Surprisingly, attending oral health training as part of professional development did not influence participants’ practices. Contradicting our findings some studies reported that oral health-trained physicians are more likely to provide more relevant and thorough advice to patients with oral problems, as well as more comprehensive emergency care [45,46,47]. Health care providers need to understand their role in the integration of oral health and the need to receive appropriate oral healthcare training. Integration of oral health into the practices of health-care providers can improve access to oral health treatment for the disadvantaged individuals. Workshops, seminars, distance learning, and in-service training with flexible timings and delivery can be some of the OHE delivery methods [40]. The Saudi Commission for Health Specialties regulates continuous medical education (CME) in Saudi Arabia and mandates all healthcare practitioners to acquire a certain number of CME hours each year to maintain their professional licensing [47]. However, this licensing body does not consider CME hours taken outside the scope of someone’s practice. We recommend the need for CME training courses to meet the learning needs for oral health especially those related to disease identification, risk assessment and prompt referrals.
In the current study participants’ interdisciplinary practices were not related to their knowledge, and attitude. The majority of the sample had an average knowledge and attitude in line with reports from Riyadh [40]. It is expected that the higher the knowledge or awareness about a condition, the more positive the attitudes about it the more likely people will be engaged into protective actions against it [48]. Participants in the current study had an average level of knowledge with essential/central/fundamental gaps in areas related to the clinical presentations of dental diseases as well as its prevention, which can explain why participants’ knowledge and attitudes did not have a greater influence on their interdisciplinary practices. Similar observations were also reported by a recent study from Eritrea as nurses’ attitudes did not affect their oral healthcare practices [49]. In addition to the macro (policies and regulations) and meso (financial compensation and manpower) level factors mentioned earlier, the daily practice of dentists and other healthcare providers are separated in KSA. In both private and public sectors dentists work in separate clinics and the various specialties are assembled in departments, for example ENT department, pediatric department etc. This may be one of the reasons that further widen the gap between dental and other healthcare providers.

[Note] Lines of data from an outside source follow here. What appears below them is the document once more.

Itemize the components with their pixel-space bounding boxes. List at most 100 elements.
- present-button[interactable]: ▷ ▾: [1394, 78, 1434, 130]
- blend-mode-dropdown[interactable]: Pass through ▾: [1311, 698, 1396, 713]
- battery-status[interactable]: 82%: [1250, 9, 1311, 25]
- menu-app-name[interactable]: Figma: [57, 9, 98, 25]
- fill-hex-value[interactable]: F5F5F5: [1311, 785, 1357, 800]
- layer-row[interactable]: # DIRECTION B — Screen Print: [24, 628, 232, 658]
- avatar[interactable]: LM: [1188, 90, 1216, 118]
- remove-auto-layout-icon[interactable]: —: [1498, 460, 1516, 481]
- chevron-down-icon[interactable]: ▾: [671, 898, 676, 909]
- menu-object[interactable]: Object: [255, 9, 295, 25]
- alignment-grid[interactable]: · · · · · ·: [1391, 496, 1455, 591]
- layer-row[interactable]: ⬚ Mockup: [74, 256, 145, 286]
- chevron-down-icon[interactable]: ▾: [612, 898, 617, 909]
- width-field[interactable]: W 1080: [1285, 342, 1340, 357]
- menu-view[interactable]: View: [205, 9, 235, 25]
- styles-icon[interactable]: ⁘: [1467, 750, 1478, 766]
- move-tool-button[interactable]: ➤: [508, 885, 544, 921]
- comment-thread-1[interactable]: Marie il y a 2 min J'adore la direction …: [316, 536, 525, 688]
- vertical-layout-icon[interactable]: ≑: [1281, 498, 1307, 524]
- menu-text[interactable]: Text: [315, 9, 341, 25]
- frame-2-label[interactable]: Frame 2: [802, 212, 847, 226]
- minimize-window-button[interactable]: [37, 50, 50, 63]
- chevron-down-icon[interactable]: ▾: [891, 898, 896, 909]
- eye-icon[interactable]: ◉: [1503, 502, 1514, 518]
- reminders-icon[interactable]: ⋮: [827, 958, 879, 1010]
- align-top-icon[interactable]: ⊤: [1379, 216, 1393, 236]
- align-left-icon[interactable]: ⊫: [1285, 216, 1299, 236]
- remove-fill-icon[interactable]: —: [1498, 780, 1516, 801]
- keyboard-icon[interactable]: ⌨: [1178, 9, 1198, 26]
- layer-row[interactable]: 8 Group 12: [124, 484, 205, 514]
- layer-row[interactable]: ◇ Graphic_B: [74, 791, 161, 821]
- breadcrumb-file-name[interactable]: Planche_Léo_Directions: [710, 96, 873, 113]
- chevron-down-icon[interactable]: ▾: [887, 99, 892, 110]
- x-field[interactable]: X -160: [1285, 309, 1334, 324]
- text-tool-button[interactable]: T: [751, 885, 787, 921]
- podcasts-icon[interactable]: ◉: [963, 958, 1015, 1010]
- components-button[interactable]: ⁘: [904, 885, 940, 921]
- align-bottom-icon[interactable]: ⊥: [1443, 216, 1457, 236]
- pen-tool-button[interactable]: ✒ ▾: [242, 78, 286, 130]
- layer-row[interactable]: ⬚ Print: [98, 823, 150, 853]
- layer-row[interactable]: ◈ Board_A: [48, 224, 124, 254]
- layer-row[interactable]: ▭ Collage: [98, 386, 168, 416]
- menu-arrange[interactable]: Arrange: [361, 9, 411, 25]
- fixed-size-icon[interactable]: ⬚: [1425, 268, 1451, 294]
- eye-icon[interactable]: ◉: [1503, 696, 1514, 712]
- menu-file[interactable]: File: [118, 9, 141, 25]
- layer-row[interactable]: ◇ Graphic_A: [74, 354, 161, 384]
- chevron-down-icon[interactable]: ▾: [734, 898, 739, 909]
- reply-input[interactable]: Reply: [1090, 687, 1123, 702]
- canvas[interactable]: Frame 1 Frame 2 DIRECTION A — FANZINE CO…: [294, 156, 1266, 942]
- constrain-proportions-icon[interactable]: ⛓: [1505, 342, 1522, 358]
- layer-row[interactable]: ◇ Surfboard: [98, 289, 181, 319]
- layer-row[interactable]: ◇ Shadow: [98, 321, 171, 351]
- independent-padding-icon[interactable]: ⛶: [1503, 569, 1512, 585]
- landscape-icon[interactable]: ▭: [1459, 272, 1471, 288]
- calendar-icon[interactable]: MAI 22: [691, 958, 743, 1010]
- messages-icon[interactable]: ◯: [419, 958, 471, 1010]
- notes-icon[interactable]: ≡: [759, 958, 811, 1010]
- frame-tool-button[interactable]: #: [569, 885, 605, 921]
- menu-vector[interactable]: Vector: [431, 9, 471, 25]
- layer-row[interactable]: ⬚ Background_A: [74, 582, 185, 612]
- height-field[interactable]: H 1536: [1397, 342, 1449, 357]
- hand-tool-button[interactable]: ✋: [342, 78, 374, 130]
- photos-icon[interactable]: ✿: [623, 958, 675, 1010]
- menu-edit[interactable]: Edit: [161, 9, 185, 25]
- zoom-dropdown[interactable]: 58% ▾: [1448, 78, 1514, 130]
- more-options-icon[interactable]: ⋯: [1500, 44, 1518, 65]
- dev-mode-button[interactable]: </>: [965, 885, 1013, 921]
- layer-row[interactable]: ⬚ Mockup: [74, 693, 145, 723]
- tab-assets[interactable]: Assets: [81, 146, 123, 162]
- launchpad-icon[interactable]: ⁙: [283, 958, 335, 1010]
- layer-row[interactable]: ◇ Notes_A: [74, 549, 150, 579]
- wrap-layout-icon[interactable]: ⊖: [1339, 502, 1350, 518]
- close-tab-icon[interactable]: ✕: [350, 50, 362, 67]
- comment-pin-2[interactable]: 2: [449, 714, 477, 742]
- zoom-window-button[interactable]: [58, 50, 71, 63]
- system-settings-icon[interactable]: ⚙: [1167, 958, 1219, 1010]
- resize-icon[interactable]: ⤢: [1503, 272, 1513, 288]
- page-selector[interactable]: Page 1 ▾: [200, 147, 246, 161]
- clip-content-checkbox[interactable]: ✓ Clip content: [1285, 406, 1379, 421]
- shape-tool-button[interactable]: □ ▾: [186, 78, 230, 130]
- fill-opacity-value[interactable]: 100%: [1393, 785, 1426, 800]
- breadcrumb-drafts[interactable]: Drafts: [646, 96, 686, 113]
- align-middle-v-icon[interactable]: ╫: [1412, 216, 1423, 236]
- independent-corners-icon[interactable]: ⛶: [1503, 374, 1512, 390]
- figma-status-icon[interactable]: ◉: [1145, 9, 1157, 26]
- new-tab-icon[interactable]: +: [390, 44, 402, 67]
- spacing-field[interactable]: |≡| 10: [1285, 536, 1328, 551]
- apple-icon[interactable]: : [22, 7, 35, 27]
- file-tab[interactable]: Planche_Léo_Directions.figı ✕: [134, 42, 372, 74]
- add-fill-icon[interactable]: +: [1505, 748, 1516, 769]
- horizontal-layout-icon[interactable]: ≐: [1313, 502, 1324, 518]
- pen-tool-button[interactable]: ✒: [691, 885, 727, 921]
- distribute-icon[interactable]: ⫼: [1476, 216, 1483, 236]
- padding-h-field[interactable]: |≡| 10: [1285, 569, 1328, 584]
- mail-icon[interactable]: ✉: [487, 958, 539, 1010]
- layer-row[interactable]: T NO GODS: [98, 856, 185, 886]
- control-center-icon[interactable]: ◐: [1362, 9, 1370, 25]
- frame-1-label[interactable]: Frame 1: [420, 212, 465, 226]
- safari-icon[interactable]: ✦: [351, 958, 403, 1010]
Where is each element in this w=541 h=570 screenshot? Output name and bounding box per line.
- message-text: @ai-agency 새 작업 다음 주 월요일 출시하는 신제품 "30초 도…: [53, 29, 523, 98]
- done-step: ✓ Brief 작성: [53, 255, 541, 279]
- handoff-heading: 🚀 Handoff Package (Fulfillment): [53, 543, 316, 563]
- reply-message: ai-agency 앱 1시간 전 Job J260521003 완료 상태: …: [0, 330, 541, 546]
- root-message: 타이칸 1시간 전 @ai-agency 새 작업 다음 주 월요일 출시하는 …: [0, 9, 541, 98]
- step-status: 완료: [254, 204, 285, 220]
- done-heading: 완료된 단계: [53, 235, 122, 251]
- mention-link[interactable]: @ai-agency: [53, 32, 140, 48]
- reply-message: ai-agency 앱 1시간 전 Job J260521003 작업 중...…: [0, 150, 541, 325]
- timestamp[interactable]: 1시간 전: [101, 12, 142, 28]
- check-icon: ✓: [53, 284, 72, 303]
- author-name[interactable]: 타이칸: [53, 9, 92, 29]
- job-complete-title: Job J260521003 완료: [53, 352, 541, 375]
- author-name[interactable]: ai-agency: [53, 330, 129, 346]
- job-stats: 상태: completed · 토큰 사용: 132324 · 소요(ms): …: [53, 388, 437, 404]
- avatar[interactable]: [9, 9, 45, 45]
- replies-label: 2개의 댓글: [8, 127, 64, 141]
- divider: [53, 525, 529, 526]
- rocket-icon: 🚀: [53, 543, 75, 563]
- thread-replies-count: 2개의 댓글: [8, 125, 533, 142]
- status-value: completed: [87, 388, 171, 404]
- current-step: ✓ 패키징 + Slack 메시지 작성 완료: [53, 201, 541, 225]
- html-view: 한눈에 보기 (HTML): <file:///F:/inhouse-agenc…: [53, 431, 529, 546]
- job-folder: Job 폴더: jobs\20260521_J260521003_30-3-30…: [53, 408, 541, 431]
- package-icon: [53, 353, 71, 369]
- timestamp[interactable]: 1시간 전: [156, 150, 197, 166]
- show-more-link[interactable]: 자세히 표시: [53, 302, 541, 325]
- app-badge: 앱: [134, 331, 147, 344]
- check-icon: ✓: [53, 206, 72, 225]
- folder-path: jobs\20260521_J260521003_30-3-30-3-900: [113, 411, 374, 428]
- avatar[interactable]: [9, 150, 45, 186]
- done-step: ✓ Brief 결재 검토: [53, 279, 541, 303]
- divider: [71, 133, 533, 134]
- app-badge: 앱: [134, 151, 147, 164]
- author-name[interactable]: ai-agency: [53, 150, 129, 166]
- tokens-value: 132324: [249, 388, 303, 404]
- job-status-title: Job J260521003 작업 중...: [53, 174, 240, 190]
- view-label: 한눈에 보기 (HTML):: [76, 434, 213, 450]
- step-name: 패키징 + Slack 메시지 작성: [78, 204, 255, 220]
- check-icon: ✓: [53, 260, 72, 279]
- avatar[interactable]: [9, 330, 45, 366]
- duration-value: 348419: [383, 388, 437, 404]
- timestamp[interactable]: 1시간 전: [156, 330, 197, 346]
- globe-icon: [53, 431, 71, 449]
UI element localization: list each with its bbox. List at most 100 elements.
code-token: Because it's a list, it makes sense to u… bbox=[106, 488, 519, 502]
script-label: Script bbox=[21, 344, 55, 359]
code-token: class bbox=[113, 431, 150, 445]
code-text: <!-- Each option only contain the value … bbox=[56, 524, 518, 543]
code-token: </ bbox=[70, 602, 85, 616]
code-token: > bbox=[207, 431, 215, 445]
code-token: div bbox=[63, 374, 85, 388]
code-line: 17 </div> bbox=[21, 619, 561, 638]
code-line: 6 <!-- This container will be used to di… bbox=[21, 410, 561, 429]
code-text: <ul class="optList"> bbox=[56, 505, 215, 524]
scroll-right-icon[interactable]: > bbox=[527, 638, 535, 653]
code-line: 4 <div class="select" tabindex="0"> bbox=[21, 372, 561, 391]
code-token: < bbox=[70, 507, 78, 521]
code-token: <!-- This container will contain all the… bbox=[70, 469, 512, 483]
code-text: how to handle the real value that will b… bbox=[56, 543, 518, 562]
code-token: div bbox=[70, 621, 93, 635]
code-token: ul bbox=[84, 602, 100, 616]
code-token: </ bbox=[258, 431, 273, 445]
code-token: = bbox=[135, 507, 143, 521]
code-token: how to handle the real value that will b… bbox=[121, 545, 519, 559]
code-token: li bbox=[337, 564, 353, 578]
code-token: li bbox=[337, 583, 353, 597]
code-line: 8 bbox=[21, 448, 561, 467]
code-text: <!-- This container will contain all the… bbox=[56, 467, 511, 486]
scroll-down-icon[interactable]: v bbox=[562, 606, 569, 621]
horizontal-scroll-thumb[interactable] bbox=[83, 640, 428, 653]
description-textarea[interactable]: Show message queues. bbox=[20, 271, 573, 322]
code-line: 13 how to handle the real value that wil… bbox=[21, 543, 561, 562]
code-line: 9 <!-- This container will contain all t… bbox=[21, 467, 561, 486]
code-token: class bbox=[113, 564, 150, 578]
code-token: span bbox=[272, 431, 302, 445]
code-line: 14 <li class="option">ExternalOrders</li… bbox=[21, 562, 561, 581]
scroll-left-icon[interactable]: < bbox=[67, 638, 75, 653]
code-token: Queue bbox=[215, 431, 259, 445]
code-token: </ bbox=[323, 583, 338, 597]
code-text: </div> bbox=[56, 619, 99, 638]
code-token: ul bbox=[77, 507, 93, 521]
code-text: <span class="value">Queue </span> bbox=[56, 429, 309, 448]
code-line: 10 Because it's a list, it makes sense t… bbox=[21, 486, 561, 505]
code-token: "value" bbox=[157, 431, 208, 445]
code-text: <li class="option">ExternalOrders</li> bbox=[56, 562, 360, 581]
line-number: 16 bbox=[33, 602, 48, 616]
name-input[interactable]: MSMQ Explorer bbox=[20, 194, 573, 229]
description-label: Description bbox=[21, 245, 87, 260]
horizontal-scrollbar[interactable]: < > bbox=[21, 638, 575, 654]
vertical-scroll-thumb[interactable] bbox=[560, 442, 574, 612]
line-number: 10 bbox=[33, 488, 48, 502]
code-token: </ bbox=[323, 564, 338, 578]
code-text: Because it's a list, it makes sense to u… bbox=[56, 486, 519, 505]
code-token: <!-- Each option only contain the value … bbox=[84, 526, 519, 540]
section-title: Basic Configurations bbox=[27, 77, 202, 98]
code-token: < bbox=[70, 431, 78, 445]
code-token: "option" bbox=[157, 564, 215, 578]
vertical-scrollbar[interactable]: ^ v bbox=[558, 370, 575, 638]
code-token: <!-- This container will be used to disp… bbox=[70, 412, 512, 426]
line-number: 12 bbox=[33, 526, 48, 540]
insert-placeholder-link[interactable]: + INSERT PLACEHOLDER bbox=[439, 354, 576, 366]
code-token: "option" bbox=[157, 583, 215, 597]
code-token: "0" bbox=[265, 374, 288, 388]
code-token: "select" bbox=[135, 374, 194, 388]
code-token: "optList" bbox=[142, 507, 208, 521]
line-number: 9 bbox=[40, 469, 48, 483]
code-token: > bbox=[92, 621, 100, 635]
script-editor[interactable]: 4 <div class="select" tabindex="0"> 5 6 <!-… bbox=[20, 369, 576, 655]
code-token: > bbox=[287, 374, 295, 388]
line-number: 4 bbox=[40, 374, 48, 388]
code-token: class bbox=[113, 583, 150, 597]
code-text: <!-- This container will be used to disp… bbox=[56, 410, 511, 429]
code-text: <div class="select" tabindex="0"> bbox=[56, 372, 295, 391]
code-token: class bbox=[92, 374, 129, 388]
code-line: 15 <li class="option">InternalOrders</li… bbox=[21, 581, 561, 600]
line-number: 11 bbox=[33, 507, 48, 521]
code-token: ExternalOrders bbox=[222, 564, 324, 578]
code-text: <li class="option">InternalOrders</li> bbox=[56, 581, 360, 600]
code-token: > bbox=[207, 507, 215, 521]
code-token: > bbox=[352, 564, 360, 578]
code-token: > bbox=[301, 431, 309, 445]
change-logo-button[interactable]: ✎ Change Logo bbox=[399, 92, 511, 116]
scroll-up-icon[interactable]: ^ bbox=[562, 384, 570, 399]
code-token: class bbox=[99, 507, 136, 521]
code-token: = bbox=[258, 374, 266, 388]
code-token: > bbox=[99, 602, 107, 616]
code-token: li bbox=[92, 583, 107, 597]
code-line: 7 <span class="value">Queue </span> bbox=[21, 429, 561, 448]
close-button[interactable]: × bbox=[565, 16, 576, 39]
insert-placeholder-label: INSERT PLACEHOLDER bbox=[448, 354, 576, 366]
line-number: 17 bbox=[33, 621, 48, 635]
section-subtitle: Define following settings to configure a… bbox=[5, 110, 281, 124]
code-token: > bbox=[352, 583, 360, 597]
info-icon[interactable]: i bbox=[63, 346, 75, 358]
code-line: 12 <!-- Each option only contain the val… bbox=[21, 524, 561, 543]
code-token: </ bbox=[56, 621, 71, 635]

There are some limitations that we would like to acknowledge. First the cross-sectional data can be interpreted only as an association rather than a cause–effect relationship. Second, the data were self-reported, so over or under-reporting may have occurred. Thirdly, there was no random sampling in the current study, which may raise the potential for selection bias in this study. Lastly, we did not look at the differences in participants’ undergraduate curricula. Despite the potential limitations mentioned, the large sample size and the validated instrument used, we believe that our findings have implications for interdisciplinary and integrated care providers worldwide as well as pave the way for further research into the effectiveness of possible solutions and interventions.